A security token is capable of having the token holder’s rights and legal responsibilities embedded directly onto the token, along with an immutable record of ownership. This immutable record means that nobody can “erase” your ownership even if it is not registered in a government-run registry. These characteristics promise to add transparency by tracking and recording the history of the asset every single time it changes hands.
Tokenization of assets will create a more liquid world and could drastically change the dynamics of global trade. Tokenizing assets — especially private securities or typically illiquid assets such as real estate — enables them to be more easily traded on a secondary market of the issuer’s choice. What’s more, access to a broader base of investors increases the liquidity of these assets, benefiting investors who consequently have more freedom and sellers because the tokens benefit from the “liquidity premium” thereby capturing greater value from the underlying asset.

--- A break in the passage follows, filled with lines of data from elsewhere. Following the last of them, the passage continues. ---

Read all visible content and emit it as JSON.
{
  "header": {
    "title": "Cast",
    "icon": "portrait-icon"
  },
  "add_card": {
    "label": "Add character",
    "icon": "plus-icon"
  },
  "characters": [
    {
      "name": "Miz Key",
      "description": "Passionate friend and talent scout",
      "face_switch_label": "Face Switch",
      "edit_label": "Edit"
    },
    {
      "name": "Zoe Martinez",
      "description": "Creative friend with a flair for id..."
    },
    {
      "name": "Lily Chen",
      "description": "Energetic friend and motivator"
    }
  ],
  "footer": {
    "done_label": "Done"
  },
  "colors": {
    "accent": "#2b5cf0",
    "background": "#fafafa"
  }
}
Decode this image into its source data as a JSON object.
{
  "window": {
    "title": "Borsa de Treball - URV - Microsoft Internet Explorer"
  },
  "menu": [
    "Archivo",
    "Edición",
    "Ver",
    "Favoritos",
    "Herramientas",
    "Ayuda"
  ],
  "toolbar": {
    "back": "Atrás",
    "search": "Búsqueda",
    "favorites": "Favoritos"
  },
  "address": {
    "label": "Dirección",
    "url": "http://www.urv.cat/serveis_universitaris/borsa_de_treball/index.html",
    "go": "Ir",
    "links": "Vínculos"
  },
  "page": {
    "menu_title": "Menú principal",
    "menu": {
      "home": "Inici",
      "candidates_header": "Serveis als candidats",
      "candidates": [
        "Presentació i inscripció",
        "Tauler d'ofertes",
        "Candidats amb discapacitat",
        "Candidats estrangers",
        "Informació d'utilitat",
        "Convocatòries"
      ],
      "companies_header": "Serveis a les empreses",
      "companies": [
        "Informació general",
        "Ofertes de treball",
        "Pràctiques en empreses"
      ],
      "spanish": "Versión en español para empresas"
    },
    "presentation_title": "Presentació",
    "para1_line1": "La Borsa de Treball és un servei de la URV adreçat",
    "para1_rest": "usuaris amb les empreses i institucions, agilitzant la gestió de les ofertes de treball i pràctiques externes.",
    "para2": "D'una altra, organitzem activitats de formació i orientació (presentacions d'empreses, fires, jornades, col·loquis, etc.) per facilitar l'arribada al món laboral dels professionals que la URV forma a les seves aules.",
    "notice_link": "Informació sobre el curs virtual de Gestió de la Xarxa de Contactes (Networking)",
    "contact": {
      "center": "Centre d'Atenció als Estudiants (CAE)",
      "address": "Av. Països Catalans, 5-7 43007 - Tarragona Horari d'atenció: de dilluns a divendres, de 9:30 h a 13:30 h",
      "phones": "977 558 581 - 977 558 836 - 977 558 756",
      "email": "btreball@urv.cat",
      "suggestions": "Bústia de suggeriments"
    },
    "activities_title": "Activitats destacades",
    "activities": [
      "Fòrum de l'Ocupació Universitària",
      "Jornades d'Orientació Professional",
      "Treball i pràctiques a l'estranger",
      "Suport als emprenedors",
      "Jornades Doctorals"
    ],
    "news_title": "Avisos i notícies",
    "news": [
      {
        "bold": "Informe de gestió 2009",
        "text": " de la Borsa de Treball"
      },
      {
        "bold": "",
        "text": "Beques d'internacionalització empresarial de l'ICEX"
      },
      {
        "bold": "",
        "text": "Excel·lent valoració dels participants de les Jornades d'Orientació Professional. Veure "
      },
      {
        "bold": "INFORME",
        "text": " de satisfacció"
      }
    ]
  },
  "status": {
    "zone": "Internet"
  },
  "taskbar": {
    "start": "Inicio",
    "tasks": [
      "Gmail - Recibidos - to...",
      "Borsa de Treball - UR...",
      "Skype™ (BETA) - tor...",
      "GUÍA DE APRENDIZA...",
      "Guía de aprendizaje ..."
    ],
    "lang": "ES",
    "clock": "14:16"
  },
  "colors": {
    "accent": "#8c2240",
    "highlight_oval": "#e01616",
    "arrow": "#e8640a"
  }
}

When tokenization of assets reaches the mainstream, the global trade of (previously) illiquid physical assets could become an everyday reality. As assets become increasingly tokenized, global trade becomes less difficult, and an opportunity for developing new markets for previously underutilized, illiquid assets opens up. As a result, people from different corners of the world will be able to own fractions of the same physical asset or exchange different kinds of assets directly and instantly.
Reduced Barriers To Entry
Importantly, tokenization could open up investment of assets to a much wider audience — thanks to reduced minimum investment amounts and periods. Tokens are highly divisible, meaning investors can purchase tokens that represent small percentages of the underlying asset. If each order is cheaper and easier to process, it will open the way to a significant reduction of minimum investment amounts. Moreover, the higher liquidity of security tokens could reduce minimum investment periods, since investors can exchange their tokens on secondary markets which theoretically are global and open 24/7 (subject to regulatory limits).